Figure 4 Flexible integrated solar cell - battery system and series laminated battery

(a, b) A photograph of a power supply line connecting a lithium-sulfur battery and a lithium-oxygen battery to a light-emitting diode.

(c) Charge-discharge curves for bendable integrated solar cells-lithium-sulfur battery systems at different current densities. The illustration is a photo of the integrated device.
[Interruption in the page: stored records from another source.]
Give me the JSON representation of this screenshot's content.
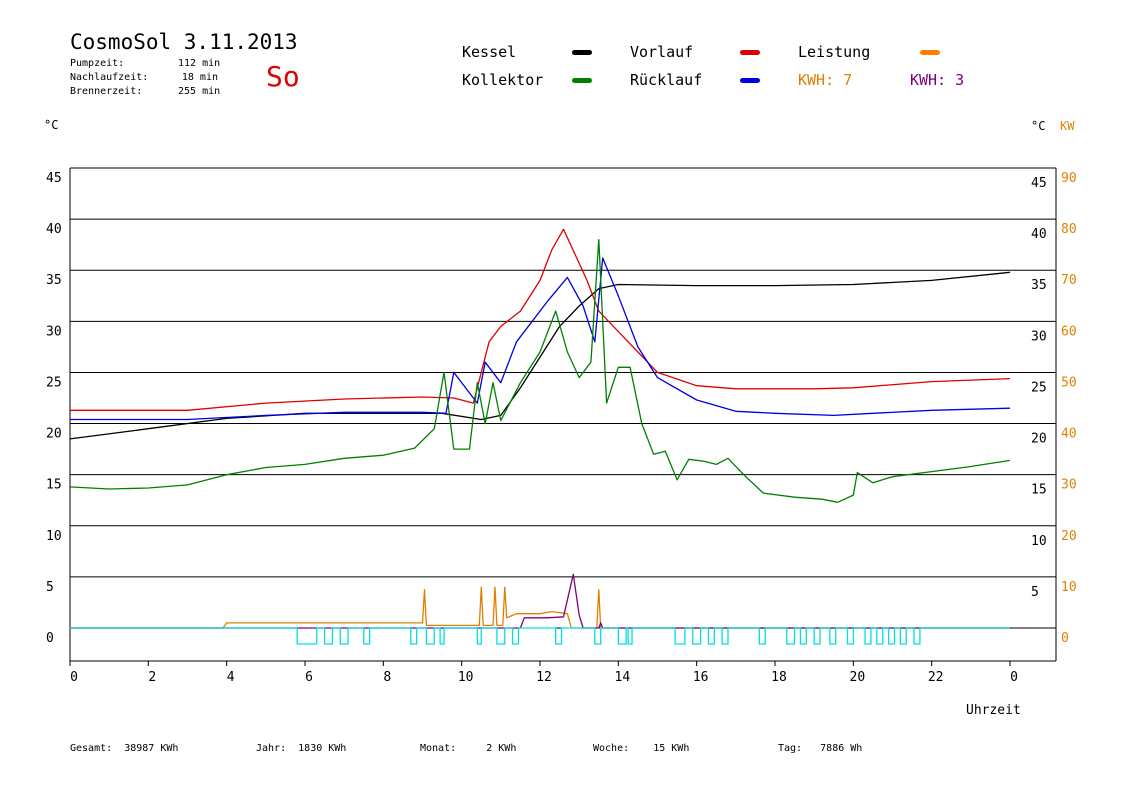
{
  "header": {
    "title": "CosmoSol 3.11.2013",
    "day": "So",
    "info": [
      {
        "label": "Pumpzeit:",
        "value": "112 min"
      },
      {
        "label": "Nachlaufzeit:",
        "value": "18 min"
      },
      {
        "label": "Brennerzeit:",
        "value": "255 min"
      }
    ]
  },
  "legend": {
    "items": [
      {
        "label": "Kessel",
        "color": "#000000"
      },
      {
        "label": "Vorlauf",
        "color": "#e00000"
      },
      {
        "label": "Leistung",
        "color": "#ff8000"
      },
      {
        "label": "Kollektor",
        "color": "#008000"
      },
      {
        "label": "Rücklauf",
        "color": "#0000e0"
      }
    ],
    "kwh": [
      {
        "label": "KWH:",
        "value": "7",
        "color": "#e08000"
      },
      {
        "label": "KWH:",
        "value": "3",
        "color": "#800080"
      }
    ]
  },
  "axis_units": {
    "left": "°C",
    "right": "°C",
    "right2": "KW"
  },
  "xlabel": "Uhrzeit",
  "footer": [
    {
      "label": "Gesamt:",
      "value": "38987 KWh"
    },
    {
      "label": "Jahr:",
      "value": "1830 KWh"
    },
    {
      "label": "Monat:",
      "value": "2 KWh"
    },
    {
      "label": "Woche:",
      "value": "15 KWh"
    },
    {
      "label": "Tag:",
      "value": "7886 Wh"
    }
  ],
  "chart_data": {
    "type": "line",
    "title": "CosmoSol 3.11.2013",
    "xlabel": "Uhrzeit",
    "ylabel": "°C",
    "y2label": "KW",
    "xlim": [
      0,
      24
    ],
    "ylim": [
      0,
      45
    ],
    "y2lim": [
      0,
      90
    ],
    "x_ticks": [
      "0",
      "2",
      "4",
      "6",
      "8",
      "10",
      "12",
      "14",
      "16",
      "18",
      "20",
      "22",
      "0"
    ],
    "y_ticks": [
      0,
      5,
      10,
      15,
      20,
      25,
      30,
      35,
      40,
      45
    ],
    "y_ticks_right": [
      5,
      10,
      15,
      20,
      25,
      30,
      35,
      40,
      45
    ],
    "y2_ticks": [
      0,
      10,
      20,
      30,
      40,
      50,
      60,
      70,
      80,
      90
    ],
    "grid": "horizontal",
    "series": [
      {
        "name": "Kessel",
        "color": "#000000",
        "points": [
          [
            0,
            18.5
          ],
          [
            2,
            19.5
          ],
          [
            4,
            20.5
          ],
          [
            6,
            21
          ],
          [
            8,
            21
          ],
          [
            9.5,
            21
          ],
          [
            10.5,
            20.4
          ],
          [
            11,
            20.8
          ],
          [
            11.5,
            23.5
          ],
          [
            12,
            26.5
          ],
          [
            12.5,
            29.5
          ],
          [
            13,
            31.5
          ],
          [
            13.5,
            33.2
          ],
          [
            14,
            33.6
          ],
          [
            16,
            33.5
          ],
          [
            18,
            33.5
          ],
          [
            20,
            33.6
          ],
          [
            22,
            34
          ],
          [
            24,
            34.8
          ]
        ]
      },
      {
        "name": "Vorlauf",
        "color": "#e00000",
        "points": [
          [
            0,
            21.3
          ],
          [
            3,
            21.3
          ],
          [
            5,
            22
          ],
          [
            7,
            22.4
          ],
          [
            9,
            22.6
          ],
          [
            9.8,
            22.5
          ],
          [
            10.3,
            22
          ],
          [
            10.7,
            28
          ],
          [
            11,
            29.5
          ],
          [
            11.5,
            31
          ],
          [
            12,
            34
          ],
          [
            12.3,
            37
          ],
          [
            12.6,
            39
          ],
          [
            12.9,
            36.5
          ],
          [
            13.2,
            34
          ],
          [
            13.5,
            31
          ],
          [
            14,
            29
          ],
          [
            14.5,
            27
          ],
          [
            15,
            25
          ],
          [
            16,
            23.7
          ],
          [
            17,
            23.4
          ],
          [
            18,
            23.4
          ],
          [
            19,
            23.4
          ],
          [
            20,
            23.5
          ],
          [
            22,
            24.1
          ],
          [
            24,
            24.4
          ]
        ]
      },
      {
        "name": "Rücklauf",
        "color": "#0000e0",
        "points": [
          [
            0,
            20.4
          ],
          [
            3,
            20.4
          ],
          [
            5,
            20.8
          ],
          [
            7,
            21.1
          ],
          [
            9,
            21.1
          ],
          [
            9.6,
            21
          ],
          [
            9.8,
            25
          ],
          [
            10.4,
            22
          ],
          [
            10.6,
            26
          ],
          [
            11,
            24
          ],
          [
            11.4,
            28
          ],
          [
            11.8,
            30
          ],
          [
            12.2,
            32
          ],
          [
            12.7,
            34.3
          ],
          [
            13.1,
            31.5
          ],
          [
            13.4,
            28
          ],
          [
            13.6,
            36.2
          ],
          [
            14,
            32.5
          ],
          [
            14.5,
            27.5
          ],
          [
            15,
            24.5
          ],
          [
            16,
            22.3
          ],
          [
            17,
            21.2
          ],
          [
            18,
            21
          ],
          [
            19.5,
            20.8
          ],
          [
            20.5,
            21
          ],
          [
            22,
            21.3
          ],
          [
            24,
            21.5
          ]
        ]
      },
      {
        "name": "Kollektor",
        "color": "#008000",
        "points": [
          [
            0,
            13.8
          ],
          [
            1,
            13.6
          ],
          [
            2,
            13.7
          ],
          [
            3,
            14
          ],
          [
            4,
            15
          ],
          [
            5,
            15.7
          ],
          [
            6,
            16
          ],
          [
            7,
            16.6
          ],
          [
            8,
            16.9
          ],
          [
            8.8,
            17.6
          ],
          [
            9.3,
            19.5
          ],
          [
            9.55,
            25
          ],
          [
            9.8,
            17.5
          ],
          [
            10.2,
            17.5
          ],
          [
            10.4,
            24
          ],
          [
            10.6,
            20
          ],
          [
            10.8,
            24
          ],
          [
            11,
            20.3
          ],
          [
            11.5,
            24
          ],
          [
            12,
            27
          ],
          [
            12.4,
            31
          ],
          [
            12.7,
            27
          ],
          [
            13,
            24.5
          ],
          [
            13.3,
            26
          ],
          [
            13.5,
            38
          ],
          [
            13.7,
            22
          ],
          [
            14,
            25.5
          ],
          [
            14.3,
            25.5
          ],
          [
            14.6,
            20
          ],
          [
            14.9,
            17
          ],
          [
            15.2,
            17.3
          ],
          [
            15.5,
            14.5
          ],
          [
            15.8,
            16.5
          ],
          [
            16.2,
            16.3
          ],
          [
            16.5,
            16
          ],
          [
            16.8,
            16.6
          ],
          [
            17.2,
            15
          ],
          [
            17.7,
            13.2
          ],
          [
            18.5,
            12.8
          ],
          [
            19.2,
            12.6
          ],
          [
            19.6,
            12.3
          ],
          [
            20,
            13
          ],
          [
            20.1,
            15.2
          ],
          [
            20.5,
            14.2
          ],
          [
            21,
            14.8
          ],
          [
            22,
            15.3
          ],
          [
            23,
            15.8
          ],
          [
            24,
            16.4
          ]
        ]
      },
      {
        "name": "Leistung",
        "color": "#e08000",
        "unit": "KW",
        "points": [
          [
            0,
            0
          ],
          [
            3.9,
            0
          ],
          [
            4.0,
            1.0
          ],
          [
            9.0,
            1.0
          ],
          [
            9.05,
            7.5
          ],
          [
            9.1,
            0.5
          ],
          [
            10.45,
            0.5
          ],
          [
            10.5,
            8
          ],
          [
            10.55,
            0.5
          ],
          [
            10.8,
            0.5
          ],
          [
            10.85,
            8
          ],
          [
            10.9,
            0.5
          ],
          [
            11.05,
            0.5
          ],
          [
            11.1,
            8
          ],
          [
            11.15,
            2
          ],
          [
            11.4,
            2.8
          ],
          [
            12.0,
            2.8
          ],
          [
            12.3,
            3.2
          ],
          [
            12.7,
            2.8
          ],
          [
            12.8,
            0
          ],
          [
            13.45,
            0
          ],
          [
            13.5,
            7.5
          ],
          [
            13.55,
            0
          ],
          [
            24,
            0
          ]
        ]
      },
      {
        "name": "Leistung 2",
        "color": "#800080",
        "unit": "KW",
        "points": [
          [
            0,
            0
          ],
          [
            11.5,
            0
          ],
          [
            11.6,
            2
          ],
          [
            12.2,
            2
          ],
          [
            12.6,
            2.2
          ],
          [
            12.85,
            10.5
          ],
          [
            13.0,
            2.5
          ],
          [
            13.1,
            0
          ],
          [
            13.5,
            0
          ],
          [
            13.55,
            1
          ],
          [
            13.6,
            0
          ],
          [
            24,
            0
          ]
        ]
      }
    ],
    "pump": {
      "color": "#00e0e0",
      "on_intervals": [
        [
          5.8,
          6.3
        ],
        [
          6.5,
          6.7
        ],
        [
          6.9,
          7.1
        ],
        [
          7.5,
          7.65
        ],
        [
          8.7,
          8.85
        ],
        [
          9.1,
          9.3
        ],
        [
          9.45,
          9.55
        ],
        [
          10.4,
          10.5
        ],
        [
          10.9,
          11.1
        ],
        [
          11.3,
          11.45
        ],
        [
          12.4,
          12.55
        ],
        [
          13.4,
          13.55
        ],
        [
          14.0,
          14.2
        ],
        [
          14.25,
          14.35
        ],
        [
          15.45,
          15.7
        ],
        [
          15.9,
          16.1
        ],
        [
          16.3,
          16.45
        ],
        [
          16.65,
          16.8
        ],
        [
          17.6,
          17.75
        ],
        [
          18.3,
          18.5
        ],
        [
          18.65,
          18.8
        ],
        [
          19.0,
          19.15
        ],
        [
          19.4,
          19.55
        ],
        [
          19.85,
          20.0
        ],
        [
          20.3,
          20.45
        ],
        [
          20.6,
          20.75
        ],
        [
          20.9,
          21.05
        ],
        [
          21.2,
          21.35
        ],
        [
          21.55,
          21.7
        ]
      ]
    }
  }
}
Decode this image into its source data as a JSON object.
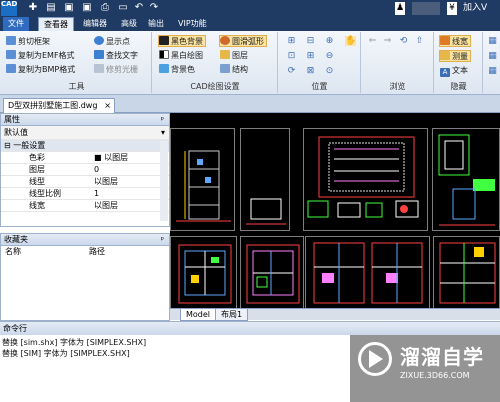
{
  "titlebar": {
    "logo": "CAD",
    "tray_user_icon": "user-icon",
    "tray_currency": "¥",
    "tray_join": "加入V"
  },
  "menubar": {
    "items": [
      "文件",
      "查看器",
      "编辑器",
      "高级",
      "输出",
      "VIP功能"
    ]
  },
  "ribbon": {
    "tools": {
      "title": "工具",
      "buttons": [
        "剪切框架",
        "复制为EMF格式",
        "复制为BMP格式",
        "显示点",
        "查找文字",
        "修剪光栅"
      ]
    },
    "cad_settings": {
      "title": "CAD绘图设置",
      "buttons": [
        "黑色背景",
        "黑白绘图",
        "背景色",
        "圆滑弧形",
        "图层",
        "结构"
      ]
    },
    "position": {
      "title": "位置"
    },
    "browse": {
      "title": "浏览"
    },
    "hide": {
      "title": "隐藏",
      "buttons": [
        "线宽",
        "测量",
        "文本"
      ]
    }
  },
  "file_tab": {
    "name": "D型双拼别墅施工图.dwg"
  },
  "properties": {
    "title": "属性",
    "default_value": "默认值",
    "section": "一般设置",
    "rows": [
      {
        "key": "色彩",
        "value": "■ 以图层"
      },
      {
        "key": "图层",
        "value": "0"
      },
      {
        "key": "线型",
        "value": "以图层"
      },
      {
        "key": "线型比例",
        "value": "1"
      },
      {
        "key": "线宽",
        "value": "以图层"
      }
    ]
  },
  "favorites": {
    "title": "收藏夹",
    "col_name": "名称",
    "col_path": "路径"
  },
  "layout_tabs": [
    "Model",
    "布局1"
  ],
  "command": {
    "title": "命令行",
    "lines": [
      "替换 [sim.shx] 字体为 [SIMPLEX.SHX]",
      "替换 [SIM] 字体为 [SIMPLEX.SHX]"
    ]
  },
  "watermark": {
    "name": "溜溜自学",
    "url": "ZIXUE.3D66.COM"
  },
  "colors": {
    "titlebar": "#1f3b63",
    "canvas": "#000000",
    "ribbon_selected": "#fbe3a0"
  }
}
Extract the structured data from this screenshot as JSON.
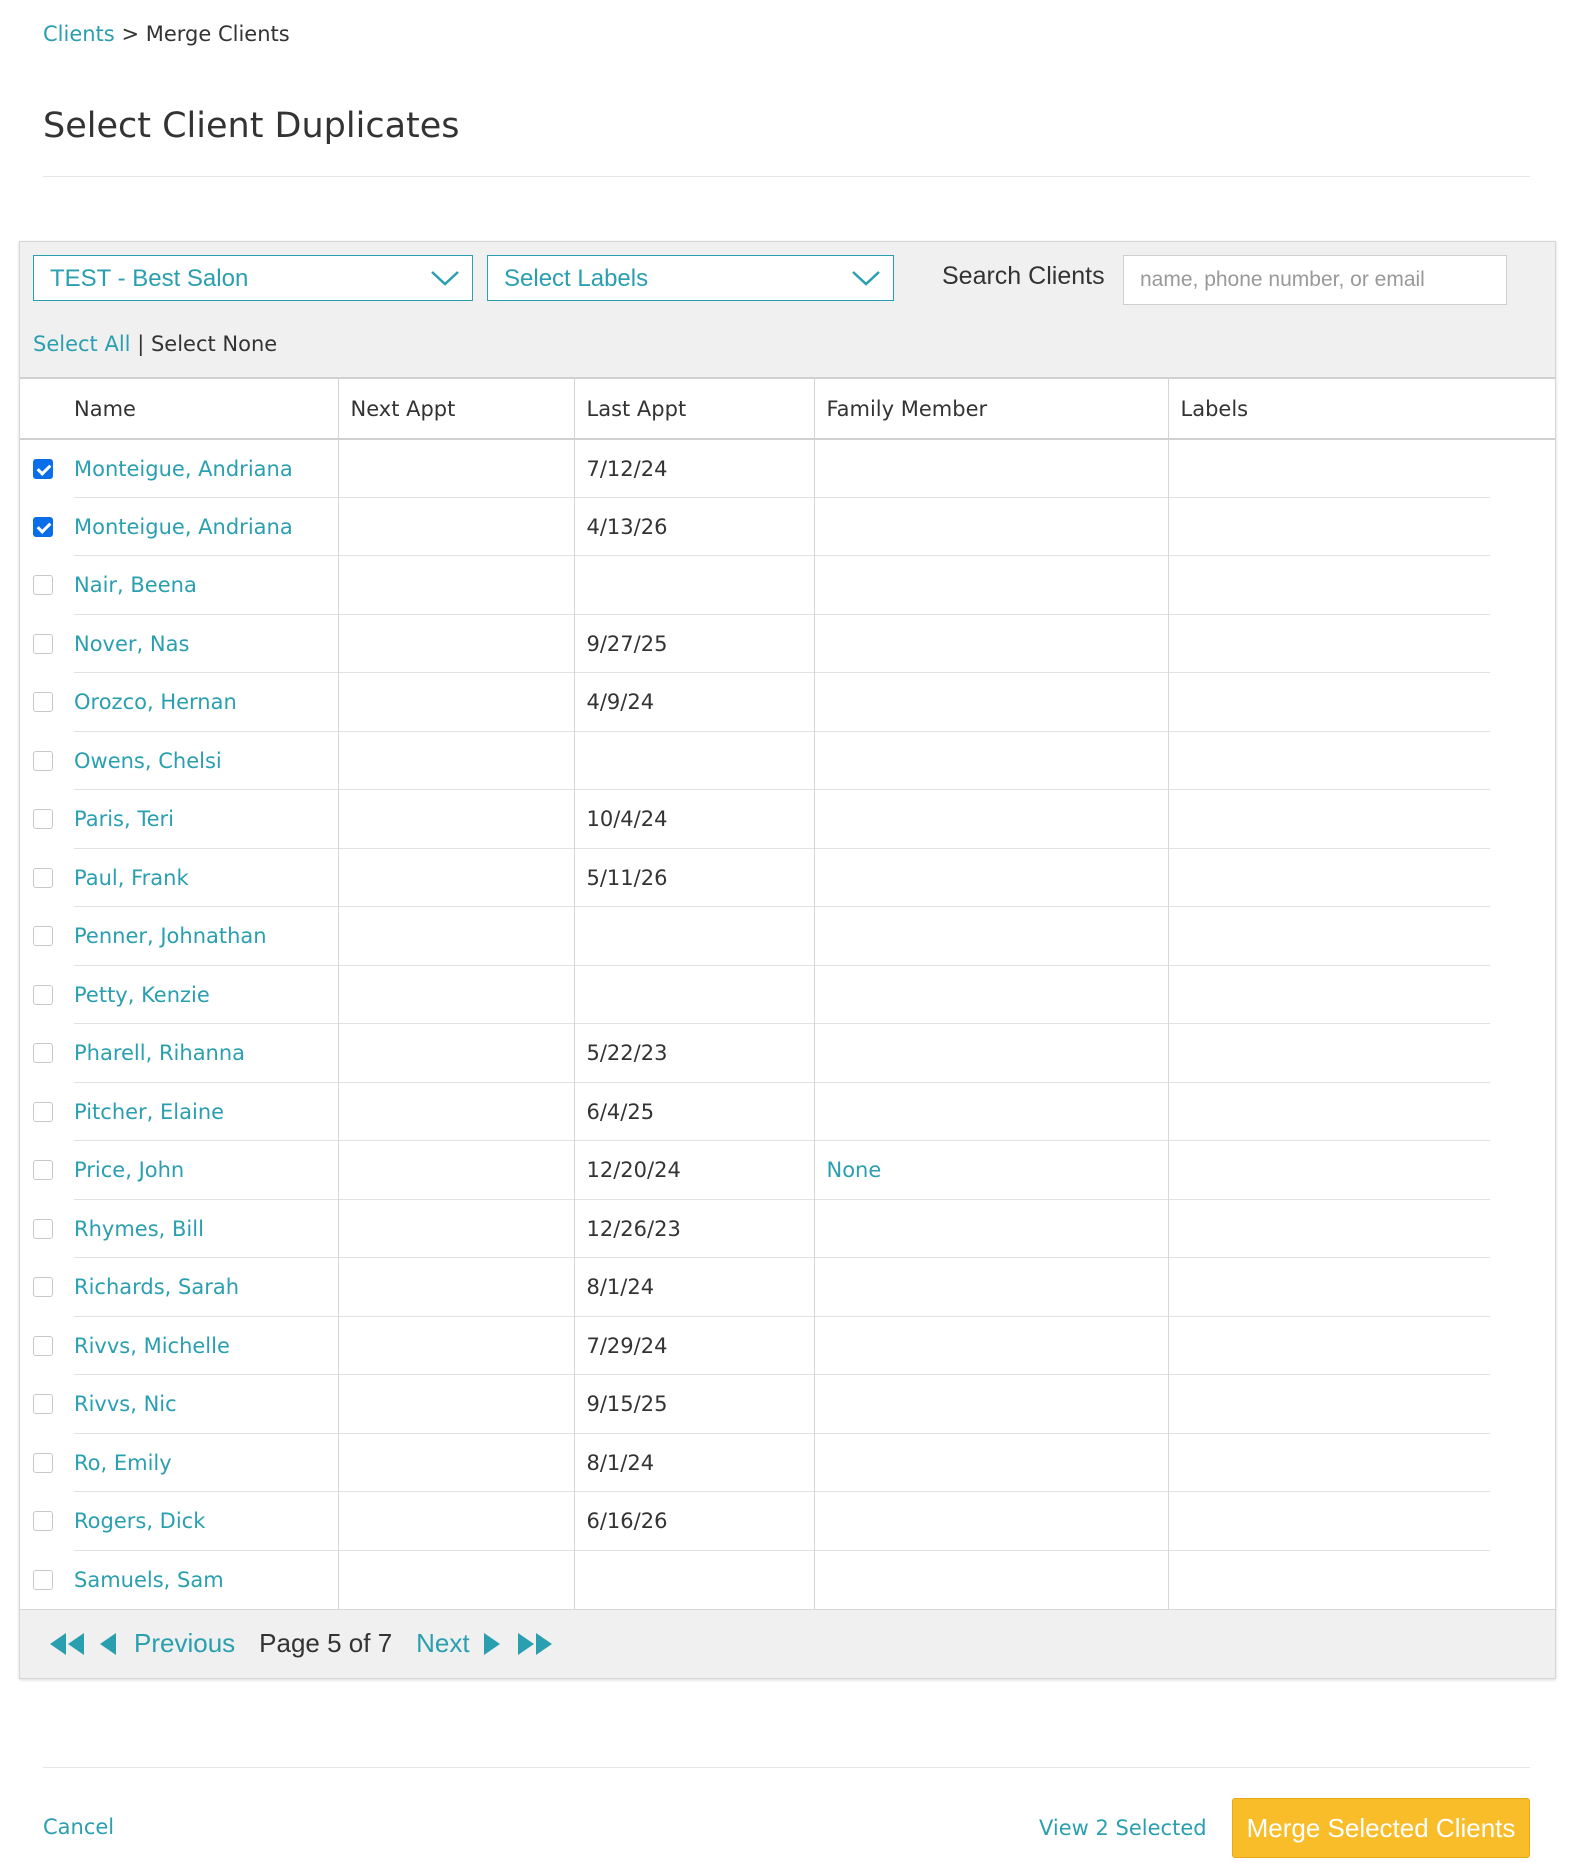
{
  "breadcrumb": {
    "root": "Clients",
    "separator": ">",
    "current": "Merge Clients"
  },
  "title": "Select Client Duplicates",
  "filters": {
    "salon": "TEST - Best Salon",
    "labels": "Select Labels",
    "search_label": "Search Clients",
    "search_placeholder": "name, phone number, or email"
  },
  "select_links": {
    "all": "Select All",
    "separator": "|",
    "none": "Select None"
  },
  "columns": [
    "Name",
    "Next Appt",
    "Last Appt",
    "Family Member",
    "Labels"
  ],
  "rows": [
    {
      "name": "Monteigue, Andriana",
      "next": "",
      "last": "7/12/24",
      "family": "",
      "labels": "",
      "checked": true
    },
    {
      "name": "Monteigue, Andriana",
      "next": "",
      "last": "4/13/26",
      "family": "",
      "labels": "",
      "checked": true
    },
    {
      "name": "Nair, Beena",
      "next": "",
      "last": "",
      "family": "",
      "labels": "",
      "checked": false
    },
    {
      "name": "Nover, Nas",
      "next": "",
      "last": "9/27/25",
      "family": "",
      "labels": "",
      "checked": false
    },
    {
      "name": "Orozco, Hernan",
      "next": "",
      "last": "4/9/24",
      "family": "",
      "labels": "",
      "checked": false
    },
    {
      "name": "Owens, Chelsi",
      "next": "",
      "last": "",
      "family": "",
      "labels": "",
      "checked": false
    },
    {
      "name": "Paris, Teri",
      "next": "",
      "last": "10/4/24",
      "family": "",
      "labels": "",
      "checked": false
    },
    {
      "name": "Paul, Frank",
      "next": "",
      "last": "5/11/26",
      "family": "",
      "labels": "",
      "checked": false
    },
    {
      "name": "Penner, Johnathan",
      "next": "",
      "last": "",
      "family": "",
      "labels": "",
      "checked": false
    },
    {
      "name": "Petty, Kenzie",
      "next": "",
      "last": "",
      "family": "",
      "labels": "",
      "checked": false
    },
    {
      "name": "Pharell, Rihanna",
      "next": "",
      "last": "5/22/23",
      "family": "",
      "labels": "",
      "checked": false
    },
    {
      "name": "Pitcher, Elaine",
      "next": "",
      "last": "6/4/25",
      "family": "",
      "labels": "",
      "checked": false
    },
    {
      "name": "Price, John",
      "next": "",
      "last": "12/20/24",
      "family": "None",
      "labels": "",
      "checked": false
    },
    {
      "name": "Rhymes, Bill",
      "next": "",
      "last": "12/26/23",
      "family": "",
      "labels": "",
      "checked": false
    },
    {
      "name": "Richards, Sarah",
      "next": "",
      "last": "8/1/24",
      "family": "",
      "labels": "",
      "checked": false
    },
    {
      "name": "Rivvs, Michelle",
      "next": "",
      "last": "7/29/24",
      "family": "",
      "labels": "",
      "checked": false
    },
    {
      "name": "Rivvs, Nic",
      "next": "",
      "last": "9/15/25",
      "family": "",
      "labels": "",
      "checked": false
    },
    {
      "name": "Ro, Emily",
      "next": "",
      "last": "8/1/24",
      "family": "",
      "labels": "",
      "checked": false
    },
    {
      "name": "Rogers, Dick",
      "next": "",
      "last": "6/16/26",
      "family": "",
      "labels": "",
      "checked": false
    },
    {
      "name": "Samuels, Sam",
      "next": "",
      "last": "",
      "family": "",
      "labels": "",
      "checked": false
    }
  ],
  "pager": {
    "previous": "Previous",
    "page_info": "Page 5 of 7",
    "next": "Next"
  },
  "footer": {
    "cancel": "Cancel",
    "view_selected": "View 2 Selected",
    "merge": "Merge Selected Clients"
  },
  "colors": {
    "accent": "#2a9fb0",
    "merge_button": "#f9bd2a",
    "checkbox_checked": "#0a6ee8"
  }
}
(d) Charge and discharge curves for tandem lithium-sulfur battery packs, the inset is the symbols and photographs of the series battery pack.

【to sum up】

The article introduces that the lithium metal electrode prepared by using r-GO as a scaffold material has bending resistance and can be used in a flexible lithium metal battery. In the r-GO/Li anode, the growth of lithium dendrites is remarkably suppressed even under bending conditions. In addition, the r-GO layer can also reduce lithium loss by promoting homogenization of the electroplated lithium and confining lithium to the scaffold material. Embedding a flexible r-GO layer in lithium metal under bending conditions can help eliminate bending stress, slow down the diffusion of defects, and cracks during bending. The composite negative electrode can significantly improve the cycle life in the electrochemical plating/peeling process, and can also greatly improve the bending resistance. The use of such an anode enables the construction of high-performance lithium-sulfur batteries and lithium-oxygen batteries, and can be easily compatible with flexible solar cells, thereby achieving a flexible integrated solar cell-battery system.